Dakota Laden has a spooky feeling we're not alone.
"This has the classic smell of all haunted places," he said last week, surveying the interior of the Wabasha Street Caves, where long-deceased gangsters are rumored to still belly up to the bar. "As creepy as it is, I wouldn't mind spending an hour in the dark here just to see what happens."
It may be the Minnesota native's first visit to the spirit world's favorite St. Paul watering hole, but he's no stranger to mingling with ghosts.
In his new Travel Channel series, "Destination Fear," the 23-year-old budding filmmaker recruited a team of friends he made while growing up in Lakeville, as well as his older sister Chelsea Laden, to travel across the country in an RV, eschewing hotel beds for the floors of possessed prisons, hospitals and sanitariums, tossing and turning in their sleeping bags as they nervously wait to see what goes bump in the night.
In Saturday's premiere, the "Fear" stars pull up to Tennessee's Brushy Mountain State Penitentiary, where they end up screaming more than tweens at a BTS concert. At one point, Chelsea, a former WNHL goaltender who is studying at the Illinois College of Optometry, becomes convinced that the ghost of former inmate James Earl Ray is hitting on her.
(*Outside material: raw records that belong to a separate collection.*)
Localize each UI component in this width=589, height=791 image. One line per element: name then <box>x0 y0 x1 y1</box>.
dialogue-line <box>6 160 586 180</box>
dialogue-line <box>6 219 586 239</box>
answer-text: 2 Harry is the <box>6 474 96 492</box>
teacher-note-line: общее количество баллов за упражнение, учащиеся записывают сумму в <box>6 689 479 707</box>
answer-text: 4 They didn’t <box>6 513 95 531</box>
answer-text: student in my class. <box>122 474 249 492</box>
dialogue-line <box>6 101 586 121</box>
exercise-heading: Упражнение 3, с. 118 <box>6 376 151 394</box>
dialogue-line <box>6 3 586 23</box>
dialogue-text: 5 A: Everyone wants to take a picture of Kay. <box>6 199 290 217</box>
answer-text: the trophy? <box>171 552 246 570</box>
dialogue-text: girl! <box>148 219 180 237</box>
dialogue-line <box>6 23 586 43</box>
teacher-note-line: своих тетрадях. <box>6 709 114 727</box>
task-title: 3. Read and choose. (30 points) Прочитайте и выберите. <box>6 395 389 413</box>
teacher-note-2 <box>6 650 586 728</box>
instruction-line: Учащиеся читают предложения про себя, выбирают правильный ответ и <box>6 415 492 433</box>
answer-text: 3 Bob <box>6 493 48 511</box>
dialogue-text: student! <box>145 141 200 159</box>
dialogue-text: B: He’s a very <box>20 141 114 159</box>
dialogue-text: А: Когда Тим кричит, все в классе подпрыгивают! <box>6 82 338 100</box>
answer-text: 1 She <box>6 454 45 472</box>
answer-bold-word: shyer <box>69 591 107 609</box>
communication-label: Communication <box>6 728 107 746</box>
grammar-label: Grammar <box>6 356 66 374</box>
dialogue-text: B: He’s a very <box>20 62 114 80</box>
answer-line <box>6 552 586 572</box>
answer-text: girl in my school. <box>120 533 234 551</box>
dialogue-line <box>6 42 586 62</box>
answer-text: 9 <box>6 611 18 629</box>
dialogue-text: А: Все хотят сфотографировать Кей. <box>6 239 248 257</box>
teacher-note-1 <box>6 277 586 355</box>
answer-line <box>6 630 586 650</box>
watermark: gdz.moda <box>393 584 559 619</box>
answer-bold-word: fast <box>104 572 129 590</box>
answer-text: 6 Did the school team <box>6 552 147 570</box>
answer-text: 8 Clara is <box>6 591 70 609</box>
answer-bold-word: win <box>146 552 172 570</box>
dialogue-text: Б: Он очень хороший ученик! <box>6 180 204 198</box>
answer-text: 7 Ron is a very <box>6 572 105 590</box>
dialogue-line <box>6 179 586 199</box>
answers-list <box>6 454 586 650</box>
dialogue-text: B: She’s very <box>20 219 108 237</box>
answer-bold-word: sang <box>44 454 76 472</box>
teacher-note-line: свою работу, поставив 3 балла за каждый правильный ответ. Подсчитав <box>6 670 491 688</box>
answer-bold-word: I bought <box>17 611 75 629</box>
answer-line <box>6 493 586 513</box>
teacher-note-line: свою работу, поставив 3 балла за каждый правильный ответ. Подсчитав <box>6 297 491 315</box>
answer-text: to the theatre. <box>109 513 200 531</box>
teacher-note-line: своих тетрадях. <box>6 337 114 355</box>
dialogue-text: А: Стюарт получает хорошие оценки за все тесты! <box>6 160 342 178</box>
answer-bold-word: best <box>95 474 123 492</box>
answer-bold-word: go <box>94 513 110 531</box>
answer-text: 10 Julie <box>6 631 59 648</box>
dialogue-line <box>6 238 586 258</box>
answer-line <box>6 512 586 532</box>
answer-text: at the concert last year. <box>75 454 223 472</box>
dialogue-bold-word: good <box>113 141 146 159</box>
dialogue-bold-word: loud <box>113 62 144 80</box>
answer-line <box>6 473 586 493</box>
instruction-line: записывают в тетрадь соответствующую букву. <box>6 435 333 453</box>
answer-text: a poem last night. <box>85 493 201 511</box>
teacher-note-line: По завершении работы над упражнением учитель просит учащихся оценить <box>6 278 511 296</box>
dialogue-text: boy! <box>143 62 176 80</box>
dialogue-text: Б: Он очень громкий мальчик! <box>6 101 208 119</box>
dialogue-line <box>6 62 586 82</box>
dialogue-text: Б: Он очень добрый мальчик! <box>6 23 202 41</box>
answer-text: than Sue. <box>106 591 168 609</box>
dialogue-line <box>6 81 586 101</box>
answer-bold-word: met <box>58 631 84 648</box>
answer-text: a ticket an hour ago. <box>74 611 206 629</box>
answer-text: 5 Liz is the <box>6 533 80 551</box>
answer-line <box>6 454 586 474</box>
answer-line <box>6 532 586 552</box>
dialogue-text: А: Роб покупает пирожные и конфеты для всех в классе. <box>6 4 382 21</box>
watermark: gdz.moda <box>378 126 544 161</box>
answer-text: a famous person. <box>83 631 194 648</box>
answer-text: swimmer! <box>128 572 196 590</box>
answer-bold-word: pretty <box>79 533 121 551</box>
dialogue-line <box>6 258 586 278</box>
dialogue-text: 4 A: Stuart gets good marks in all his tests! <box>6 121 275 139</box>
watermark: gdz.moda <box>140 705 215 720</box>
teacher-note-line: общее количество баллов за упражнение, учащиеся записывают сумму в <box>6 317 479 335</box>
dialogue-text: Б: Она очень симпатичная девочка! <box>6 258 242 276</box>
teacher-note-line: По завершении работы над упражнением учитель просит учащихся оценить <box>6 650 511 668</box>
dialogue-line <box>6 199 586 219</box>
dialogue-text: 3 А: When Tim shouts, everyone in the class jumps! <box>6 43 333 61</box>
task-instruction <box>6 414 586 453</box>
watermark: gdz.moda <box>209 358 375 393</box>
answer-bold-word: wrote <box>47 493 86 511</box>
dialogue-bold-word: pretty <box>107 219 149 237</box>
"We don't consider ourselves paranormal investigators," said Tanner Wiseman, Laden's longtime friend who rode shotgun on the road trip. "We're more like explorers and experimenters. We hear all the stories and then say, 'Let's just be in this building for 15 hours and see what happens.' "
Figuring out what's real and what's nonsense may be part of the reason viewers are gravitating toward these types of ghost stories.
"Hollywood Medium With Tyler Henry" is one of the biggest shows on the E! Network that doesn't involve a Kardashian. A&E has created four new paranormal series, including a reboot of "Ghost Hunters," which premiered in August.